Right now, there’s no compromise version of the larger bill in sight, so that won’t work. With two centrist Democratic senators — West Virginia’s Joe Manchin and Arizona’s Kyrsten Sinema — the major obstacles to such a deal, the sniping is pitting House and Senate Democrats against each other as well.
“We are not blindly trusting that these bills are going to get done in the Senate, without actually having that be guaranteed,” said Rep. Ilhan Omar, D-Minn., a leader of House progressives. The guarantee she and other progressives want is a Senate-passed, compromise $3.5 trillion measure that progressives support and can pass the House.
“My father told me when I was growing up, there’s a fine line between being a good guy” and a “fool,” said Rep. Jim McGovern, D-Mass. “I don’t want to be rolled.” He said House progressives want “an assurance” that the Senate will send a compromise bill to the House.
Yet instead of waiting for that accord to be struck, House leaders were honoring “some stupid, arbitrary deadline” that moderates demanded to debate and vote on the infrastructure bill this week, complained Rep. Pramila Jayapal, D-Wash., who heads the nearly 100-member Congressional Progressive Caucus.
As for moderates, Rep. Stephanie Murphy, D-Fla., told reporters Wednesday that she wanted Biden, party leaders and outside allies like labor unions to lobby House Democrats to back the infrastructure measure.

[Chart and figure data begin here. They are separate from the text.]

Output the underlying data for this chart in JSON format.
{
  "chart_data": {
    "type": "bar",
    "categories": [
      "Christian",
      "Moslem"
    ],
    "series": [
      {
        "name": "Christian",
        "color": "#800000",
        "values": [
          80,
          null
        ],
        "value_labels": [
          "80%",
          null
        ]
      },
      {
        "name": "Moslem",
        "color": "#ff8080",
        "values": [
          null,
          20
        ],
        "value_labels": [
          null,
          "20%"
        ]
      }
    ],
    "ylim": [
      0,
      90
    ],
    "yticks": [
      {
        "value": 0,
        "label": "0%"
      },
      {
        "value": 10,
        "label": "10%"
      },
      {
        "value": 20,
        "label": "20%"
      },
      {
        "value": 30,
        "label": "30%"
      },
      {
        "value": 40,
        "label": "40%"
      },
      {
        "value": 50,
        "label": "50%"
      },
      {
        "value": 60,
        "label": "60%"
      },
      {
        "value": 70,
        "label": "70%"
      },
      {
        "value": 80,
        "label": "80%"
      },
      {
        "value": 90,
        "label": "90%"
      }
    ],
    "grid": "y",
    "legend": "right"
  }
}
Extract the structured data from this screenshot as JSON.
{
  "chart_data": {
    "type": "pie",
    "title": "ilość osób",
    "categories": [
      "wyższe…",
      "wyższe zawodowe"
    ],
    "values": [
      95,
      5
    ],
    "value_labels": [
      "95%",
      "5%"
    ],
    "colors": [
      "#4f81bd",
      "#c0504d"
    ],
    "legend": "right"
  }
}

“If the vote were to fail tomorrow or be delayed, there would be a significant breach in trust that would slow the momentum in moving forward in delivering the Biden agenda,” said Murphy, leader of the centrist House Blue Dog Coalition.
Later Wednesday, Manchin, perhaps the centrist whom party progressives most resent, piqued them further with his latest salvo against the $3.5 trillion package. Spending that much at a time of inflation and a ballooning national debt is “the definition of fiscal insanity,” Manchin said.
“I assume he’s saying that the president is insane, because this is the president’s agenda,” Jayapal said.
None of this is a surprise to John Lawrence. He was Pelosi’s chief of staff when Obama’s health care overhaul moved through Congress.
That measure was enacted over solid Republican opposition, when Democrats had much larger majorities than today. But first, Democrats in the House and Senate spent months fighting over issues like whether to include government-run “public option” health coverage, which ended up being dropped.
Distrust between the two chambers ran “very, very deep,” Lawrence recalled in an interview. To address that, then-Senate Majority Leader Harry Reid, D-Nev., privately presented a letter to nervous House Democrats that he said committed Democratic senators to supporting provisions in a House-passed bill that embodied parts of the overhaul.
As was true a decade ago, letting Democrats’ internal disputes sink Biden’s agenda risks damage in next year’s congressional elections by alienating voters, Lawrence said.
“It either shows Democrats can be trusted to govern” or not, he said of how the party will handle the current fight.
“It’s like the gunfight at the OK Corral,” Lawrence said. “Everybody has their guns pointed at each other. You either pull the trigger or go back into the saloon and try to work this thing out.”